April 19th, 2010 by Rob Haitani

Have you ever used a product that is so difficult you asked yourself, “How did they ship this steaming pile?” Doesn’t anyone evaluate usability?

Many companies make mistakes conducting usability testing, but I want to discuss people who do it right–and still get it wrong.  In other words, when can results mislead you?

Usability testing typically involves showing people products and asking them to try several tasks. This gives you a good assessment of how easy your product is to learn, but could miss (or create) problems in other areas of usability.

For example, a designer once told me testing showed people couldn’t find a given feature. So they decided to display a dialog offering the feature every time you used the app. Problem solved. Unfortunately, other  problem created, as in, I can’t believe you show me this stupid screen every time. And follow-up testing testing might not detect such problems since people are more patient in “tests” than in real life (e.g., they may actually read wizard text rather than impatiently clicking “Next”). To cite the Heisenberg principle (albeit inaccurately), the act of measuring usability can affect the results.

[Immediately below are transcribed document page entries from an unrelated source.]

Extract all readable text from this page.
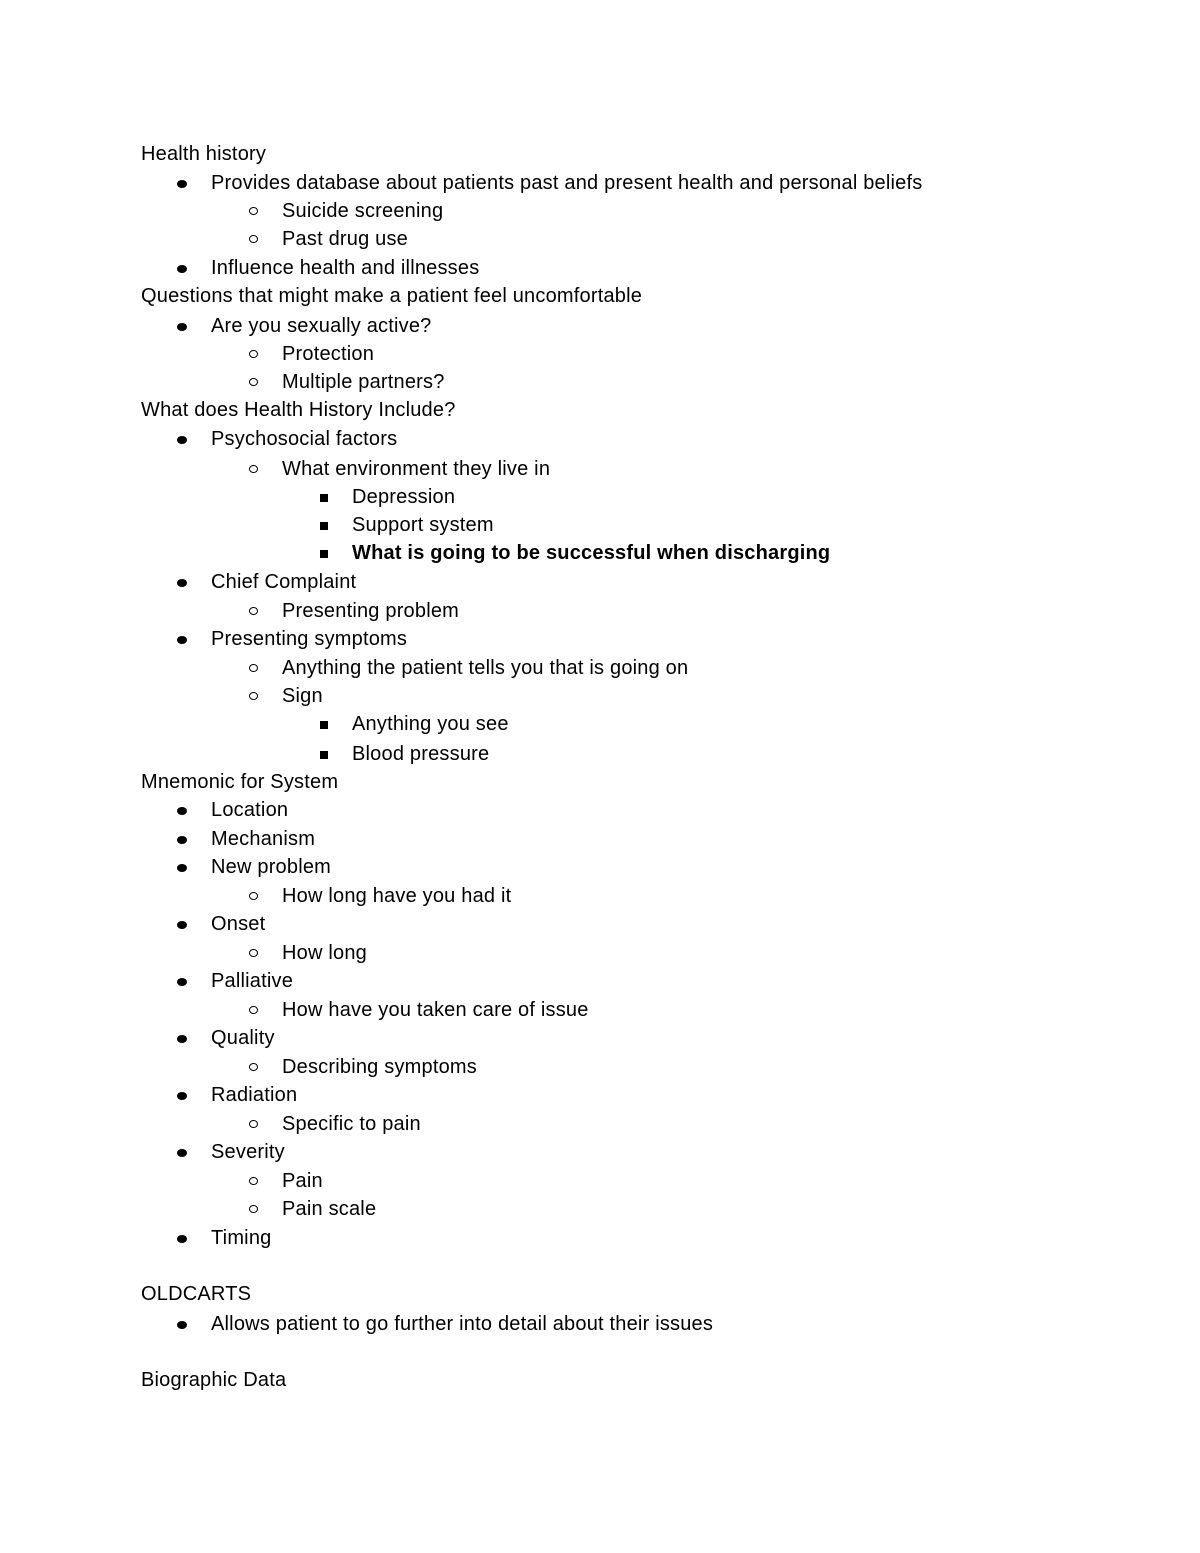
Health history
Provides database about patients past and present health and personal beliefs
Suicide screening
Past drug use
Influence health and illnesses
Questions that might make a patient feel uncomfortable
Are you sexually active?
Protection
Multiple partners?
What does Health History Include?
Psychosocial factors
What environment they live in
Depression
Support system
What is going to be successful when discharging
Chief Complaint
Presenting problem
Presenting symptoms
Anything the patient tells you that is going on
Sign
Anything you see
Blood pressure
Mnemonic for System
Location
Mechanism
New problem
How long have you had it
Onset
How long
Palliative
How have you taken care of issue
Quality
Describing symptoms
Radiation
Specific to pain
Severity
Pain
Pain scale
Timing
OLDCARTS
Allows patient to go further into detail about their issues
Biographic Data
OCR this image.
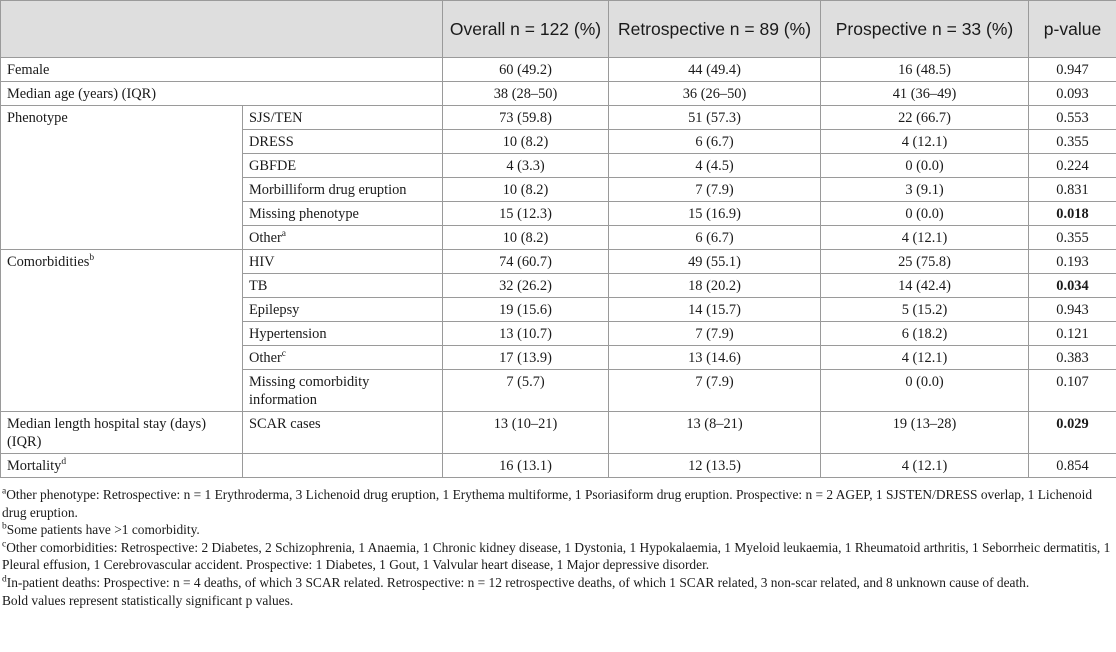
		Overall n = 122 (%)	Retrospective n = 89 (%)	Prospective n = 33 (%)	p-value
Female		60 (49.2)	44 (49.4)	16 (48.5)	0.947
Median age (years) (IQR)		38 (28–50)	36 (26–50)	41 (36–49)	0.093
Phenotype	SJS/TEN	73 (59.8)	51 (57.3)	22 (66.7)	0.553
	DRESS	10 (8.2)	6 (6.7)	4 (12.1)	0.355
	GBFDE	4 (3.3)	4 (4.5)	0 (0.0)	0.224
	Morbilliform drug eruption	10 (8.2)	7 (7.9)	3 (9.1)	0.831
	Missing phenotype	15 (12.3)	15 (16.9)	0 (0.0)	0.018
	Other$^a$	10 (8.2)	6 (6.7)	4 (12.1)	0.355
Comorbidities$^b$	HIV	74 (60.7)	49 (55.1)	25 (75.8)	0.193
	TB	32 (26.2)	18 (20.2)	14 (42.4)	0.034
	Epilepsy	19 (15.6)	14 (15.7)	5 (15.2)	0.943
	Hypertension	13 (10.7)	7 (7.9)	6 (18.2)	0.121
	Other$^c$	17 (13.9)	13 (14.6)	4 (12.1)	0.383
	Missing comorbidity information	7 (5.7)	7 (7.9)	0 (0.0)	0.107
Median length hospital stay (days) (IQR)	SCAR cases	13 (10–21)	13 (8–21)	19 (13–28)	0.029
Mortality$^d$		16 (13.1)	12 (13.5)	4 (12.1)	0.854

$^a$Other phenotype: Retrospective: n = 1 Erythroderma, 3 Lichenoid drug eruption, 1 Erythema multiforme, 1 Psoriasiform drug eruption. Prospective: n = 2 AGEP, 1 SJSTEN/DRESS overlap, 1 Lichenoid drug eruption.

$^b$Some patients have >1 comorbidity.

$^c$Other comorbidities: Retrospective: 2 Diabetes, 2 Schizophrenia, 1 Anaemia, 1 Chronic kidney disease, 1 Dystonia, 1 Hypokalaemia, 1 Myeloid leukaemia, 1 Rheumatoid arthritis, 1 Seborrheic dermatitis, 1 Pleural effusion, 1 Cerebrovascular accident. Prospective: 1 Diabetes, 1 Gout, 1 Valvular heart disease, 1 Major depressive disorder.

$^d$In-patient deaths: Prospective: n = 4 deaths, of which 3 SCAR related. Retrospective: n = 12 retrospective deaths, of which 1 SCAR related, 3 non-scar related, and 8 unknown cause of death.

Bold values represent statistically significant p values.
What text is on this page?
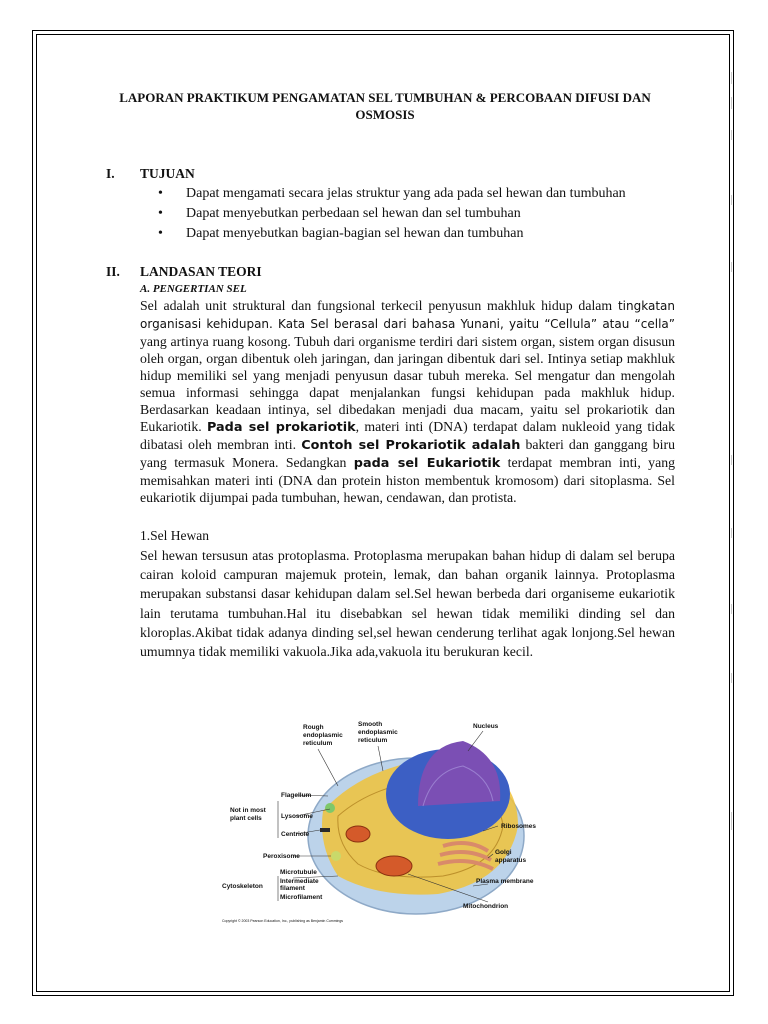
LAPORAN PRAKTIKUM PENGAMATAN SEL TUMBUHAN & PERCOBAAN DIFUSI DAN OSMOSIS
I. TUJUAN
• Dapat mengamati secara jelas struktur yang ada pada sel hewan dan tumbuhan
• Dapat menyebutkan perbedaan sel hewan dan sel tumbuhan
• Dapat menyebutkan bagian-bagian sel hewan dan tumbuhan
II. LANDASAN TEORI
A. PENGERTIAN SEL
Sel adalah unit struktural dan fungsional terkecil penyusun makhluk hidup dalam tingkatan organisasi kehidupan. Kata Sel berasal dari bahasa Yunani, yaitu “Cellula” atau “cella” yang artinya ruang kosong. Tubuh dari organisme terdiri dari sistem organ, sistem organ disusun oleh organ, organ dibentuk oleh jaringan, dan jaringan dibentuk dari sel. Intinya setiap makhluk hidup memiliki sel yang menjadi penyusun dasar tubuh mereka. Sel mengatur dan mengolah semua informasi sehingga dapat menjalankan fungsi kehidupan pada makhluk hidup. Berdasarkan keadaan intinya, sel dibedakan menjadi dua macam, yaitu sel prokariotik dan Eukariotik. Pada sel prokariotik, materi inti (DNA) terdapat dalam nukleoid yang tidak dibatasi oleh membran inti. Contoh sel Prokariotik adalah bakteri dan ganggang biru yang termasuk Monera. Sedangkan pada sel Eukariotik terdapat membran inti, yang memisahkan materi inti (DNA dan protein histon membentuk kromosom) dari sitoplasma. Sel eukariotik dijumpai pada tumbuhan, hewan, cendawan, dan protista.
1.Sel Hewan
Sel hewan tersusun atas protoplasma. Protoplasma merupakan bahan hidup di dalam sel berupa cairan koloid campuran majemuk protein, lemak, dan bahan organik lainnya. Protoplasma merupakan substansi dasar kehidupan dalam sel.Sel hewan berbeda dari organiseme eukariotik lain terutama tumbuhan.Hal itu disebabkan sel hewan tidak memiliki dinding sel dan kloroplas.Akibat tidak adanya dinding sel,sel hewan cenderung terlihat agak lonjong.Sel hewan umumnya tidak memiliki vakuola.Jika ada,vakuola itu berukuran kecil.
Rough
endoplasmic
reticulum
Smooth
endoplasmic
reticulum
Nucleus
Flagellum
Not in most
plant cells	Lysosome
Centriole
Peroxisome
Ribosomes
Golgi
apparatus
Microtubule
Intermediate
filament
Microfilament
Cytoskeleton
Plasma membrane
Mitochondrion
Copyright © 2003 Pearson Education, Inc., publishing as Benjamin Cummings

Also, usability testing captures the first experience, not learning curves.  As novelty wears off, swearing may ensue.  Or conversely, some features are difficult to discover but delight customers anyway (classic example: ejecting Mac floppy disks by dragging to the trash).   A test subject once explained this paradox to me by saying, “it’s intuitive once you figure it out.” (Tip: when testing, repeat troublesome tasks to test retention.)

Most important, over time the value of intuitiveness declines, but the value of efficiency increases. You stop learning new features, but extra steps for the ones you use often become annoying. (For the theoretical extreme of “the most intuitive product ever,” see the Onion spoof of a Mac with no keyboard but a giant iPod wheel.  “Everything is just a few hundred clicks away.”)

In other words, myopic reliance on process can create a false sense of success.  Understand the limitations of usability testing, and augment it with real-world evaluation over time.